The Monitor notes that the U.S. government has quietly advised U.S. companies and operators of critical infrastructure facilities to prepare for a retaliatory cyberattack from Syria or its supporters.

The likelihood of an Iranian cyberattack on the United States in retaliation to an American attack on Syria however is not high. The new Iranian president appears to be seeking a restart of international talks about Iran’s nuclear program in an effort to have the economic sanctions on the country lifted.

Still, Iran’s cyber militia has been credited with launching cybersttacks against U.S. banks. The development of Iran’s cycler capabilities is attributed to more than $1 billion investment that the country has made since 2011 to defend itself against U.S. and Israeli cyberattacks targeting Iran’s nuclear program and industrial infrastructure.

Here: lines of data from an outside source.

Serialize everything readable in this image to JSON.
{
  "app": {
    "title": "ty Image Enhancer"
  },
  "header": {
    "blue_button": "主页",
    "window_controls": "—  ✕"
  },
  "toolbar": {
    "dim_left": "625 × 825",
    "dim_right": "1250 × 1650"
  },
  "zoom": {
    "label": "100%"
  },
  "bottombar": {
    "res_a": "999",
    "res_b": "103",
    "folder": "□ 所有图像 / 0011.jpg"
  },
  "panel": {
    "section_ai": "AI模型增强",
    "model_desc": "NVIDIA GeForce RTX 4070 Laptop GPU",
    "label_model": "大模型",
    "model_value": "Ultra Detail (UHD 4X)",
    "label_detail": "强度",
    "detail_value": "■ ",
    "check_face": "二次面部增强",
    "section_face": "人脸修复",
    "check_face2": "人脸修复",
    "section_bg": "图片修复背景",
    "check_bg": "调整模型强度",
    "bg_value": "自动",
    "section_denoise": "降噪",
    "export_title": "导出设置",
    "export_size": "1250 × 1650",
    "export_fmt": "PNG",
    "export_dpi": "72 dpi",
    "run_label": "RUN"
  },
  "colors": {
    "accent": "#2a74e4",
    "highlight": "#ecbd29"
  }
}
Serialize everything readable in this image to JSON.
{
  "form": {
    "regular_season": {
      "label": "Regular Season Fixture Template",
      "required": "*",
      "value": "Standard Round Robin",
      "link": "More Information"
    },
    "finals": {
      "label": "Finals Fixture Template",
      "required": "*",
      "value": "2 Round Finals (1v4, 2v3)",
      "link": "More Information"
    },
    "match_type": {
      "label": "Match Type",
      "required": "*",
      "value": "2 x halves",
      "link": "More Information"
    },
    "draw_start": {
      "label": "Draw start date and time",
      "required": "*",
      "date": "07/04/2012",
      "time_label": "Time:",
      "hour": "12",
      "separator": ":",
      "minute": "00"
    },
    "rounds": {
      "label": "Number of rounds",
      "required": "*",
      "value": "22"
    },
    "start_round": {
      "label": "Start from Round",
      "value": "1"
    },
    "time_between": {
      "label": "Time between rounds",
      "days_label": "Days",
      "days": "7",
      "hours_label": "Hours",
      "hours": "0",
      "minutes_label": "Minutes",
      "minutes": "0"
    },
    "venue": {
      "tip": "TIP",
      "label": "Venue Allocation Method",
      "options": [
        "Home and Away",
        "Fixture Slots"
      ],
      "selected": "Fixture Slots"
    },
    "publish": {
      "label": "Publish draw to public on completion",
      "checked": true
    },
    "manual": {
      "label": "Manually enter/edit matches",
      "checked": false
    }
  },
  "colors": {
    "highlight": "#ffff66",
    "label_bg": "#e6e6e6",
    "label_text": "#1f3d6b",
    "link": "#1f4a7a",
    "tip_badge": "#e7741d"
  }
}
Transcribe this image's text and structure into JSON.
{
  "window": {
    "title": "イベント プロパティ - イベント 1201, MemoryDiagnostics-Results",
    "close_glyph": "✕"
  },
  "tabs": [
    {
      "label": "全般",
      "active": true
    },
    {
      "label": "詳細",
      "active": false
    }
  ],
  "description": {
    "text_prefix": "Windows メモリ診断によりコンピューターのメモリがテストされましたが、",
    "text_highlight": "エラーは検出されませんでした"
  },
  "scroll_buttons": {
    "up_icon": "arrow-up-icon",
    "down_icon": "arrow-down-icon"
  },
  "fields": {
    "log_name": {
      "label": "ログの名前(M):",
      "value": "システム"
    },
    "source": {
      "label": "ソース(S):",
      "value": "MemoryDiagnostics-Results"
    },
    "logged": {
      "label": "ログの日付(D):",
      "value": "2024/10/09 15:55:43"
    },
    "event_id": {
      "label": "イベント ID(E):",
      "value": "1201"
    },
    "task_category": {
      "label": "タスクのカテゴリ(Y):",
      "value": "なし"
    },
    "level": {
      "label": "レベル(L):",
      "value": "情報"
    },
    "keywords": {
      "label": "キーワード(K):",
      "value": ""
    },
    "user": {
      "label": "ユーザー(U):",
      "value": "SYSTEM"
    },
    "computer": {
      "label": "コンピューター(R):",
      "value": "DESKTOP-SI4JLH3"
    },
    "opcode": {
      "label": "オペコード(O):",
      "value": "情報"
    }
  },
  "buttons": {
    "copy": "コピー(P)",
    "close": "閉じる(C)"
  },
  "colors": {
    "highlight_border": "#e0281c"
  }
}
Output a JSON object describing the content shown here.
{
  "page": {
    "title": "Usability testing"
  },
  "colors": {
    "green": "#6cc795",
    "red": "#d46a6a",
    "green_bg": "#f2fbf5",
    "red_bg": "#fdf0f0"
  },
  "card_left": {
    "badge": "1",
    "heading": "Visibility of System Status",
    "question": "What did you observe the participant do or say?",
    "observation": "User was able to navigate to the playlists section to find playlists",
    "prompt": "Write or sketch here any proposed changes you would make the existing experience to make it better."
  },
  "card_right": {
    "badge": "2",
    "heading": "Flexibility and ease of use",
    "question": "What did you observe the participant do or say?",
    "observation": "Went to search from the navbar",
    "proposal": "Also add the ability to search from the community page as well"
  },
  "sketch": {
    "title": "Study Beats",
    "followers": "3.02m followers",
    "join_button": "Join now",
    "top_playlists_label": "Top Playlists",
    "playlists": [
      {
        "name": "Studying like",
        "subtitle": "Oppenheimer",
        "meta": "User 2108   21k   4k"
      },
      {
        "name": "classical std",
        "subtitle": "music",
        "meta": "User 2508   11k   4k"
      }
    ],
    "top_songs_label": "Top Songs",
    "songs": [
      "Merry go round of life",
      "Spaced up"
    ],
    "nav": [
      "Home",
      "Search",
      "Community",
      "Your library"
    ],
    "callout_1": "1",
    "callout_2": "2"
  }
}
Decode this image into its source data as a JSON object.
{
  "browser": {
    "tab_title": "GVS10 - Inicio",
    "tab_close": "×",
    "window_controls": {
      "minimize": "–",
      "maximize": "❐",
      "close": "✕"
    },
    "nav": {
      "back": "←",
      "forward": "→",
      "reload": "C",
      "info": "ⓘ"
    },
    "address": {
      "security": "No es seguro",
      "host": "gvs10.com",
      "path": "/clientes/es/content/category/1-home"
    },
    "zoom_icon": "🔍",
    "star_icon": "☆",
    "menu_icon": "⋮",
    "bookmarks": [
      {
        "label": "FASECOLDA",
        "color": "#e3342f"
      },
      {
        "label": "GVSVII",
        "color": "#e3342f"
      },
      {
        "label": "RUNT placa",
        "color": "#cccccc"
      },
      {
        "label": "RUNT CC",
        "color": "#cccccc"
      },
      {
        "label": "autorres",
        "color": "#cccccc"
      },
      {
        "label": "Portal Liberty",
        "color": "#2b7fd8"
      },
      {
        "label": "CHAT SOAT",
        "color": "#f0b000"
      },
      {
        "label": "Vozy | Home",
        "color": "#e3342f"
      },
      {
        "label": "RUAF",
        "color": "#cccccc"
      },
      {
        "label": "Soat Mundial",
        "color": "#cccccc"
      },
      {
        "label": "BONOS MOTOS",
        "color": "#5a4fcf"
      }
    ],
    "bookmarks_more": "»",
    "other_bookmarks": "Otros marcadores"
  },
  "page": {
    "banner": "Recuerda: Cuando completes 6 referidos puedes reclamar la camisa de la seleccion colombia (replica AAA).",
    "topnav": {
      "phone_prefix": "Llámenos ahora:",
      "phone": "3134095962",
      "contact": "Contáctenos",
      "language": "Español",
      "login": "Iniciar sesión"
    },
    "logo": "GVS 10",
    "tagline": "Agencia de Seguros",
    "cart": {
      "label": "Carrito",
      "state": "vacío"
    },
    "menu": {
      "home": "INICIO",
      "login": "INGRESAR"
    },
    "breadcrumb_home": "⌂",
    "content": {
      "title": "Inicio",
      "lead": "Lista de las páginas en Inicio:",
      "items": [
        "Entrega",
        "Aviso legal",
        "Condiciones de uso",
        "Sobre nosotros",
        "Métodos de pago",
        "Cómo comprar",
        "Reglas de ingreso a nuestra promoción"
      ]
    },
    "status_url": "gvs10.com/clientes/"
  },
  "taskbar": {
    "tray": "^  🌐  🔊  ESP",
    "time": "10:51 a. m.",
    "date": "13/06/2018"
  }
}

Some experts support the use of cyberattacks, arguing that using cyberweapons may be a better alternative as the death toll is likely to be zero when cyberattacks are launched. “There’s this mystique about cyberweapons — but nobody’s ever died from a cyberattack,” says Jason Healey director of the Cyber Statecraft Initiative at the Atlantic Council, an international diplomacy think tank in Washington. “Here the U.S. has the opportunity not only to show how cyberweapons can be utilized responsibly under the laws of war … [but also to] display how such weapons are more humanitarian than bombs that kill people.”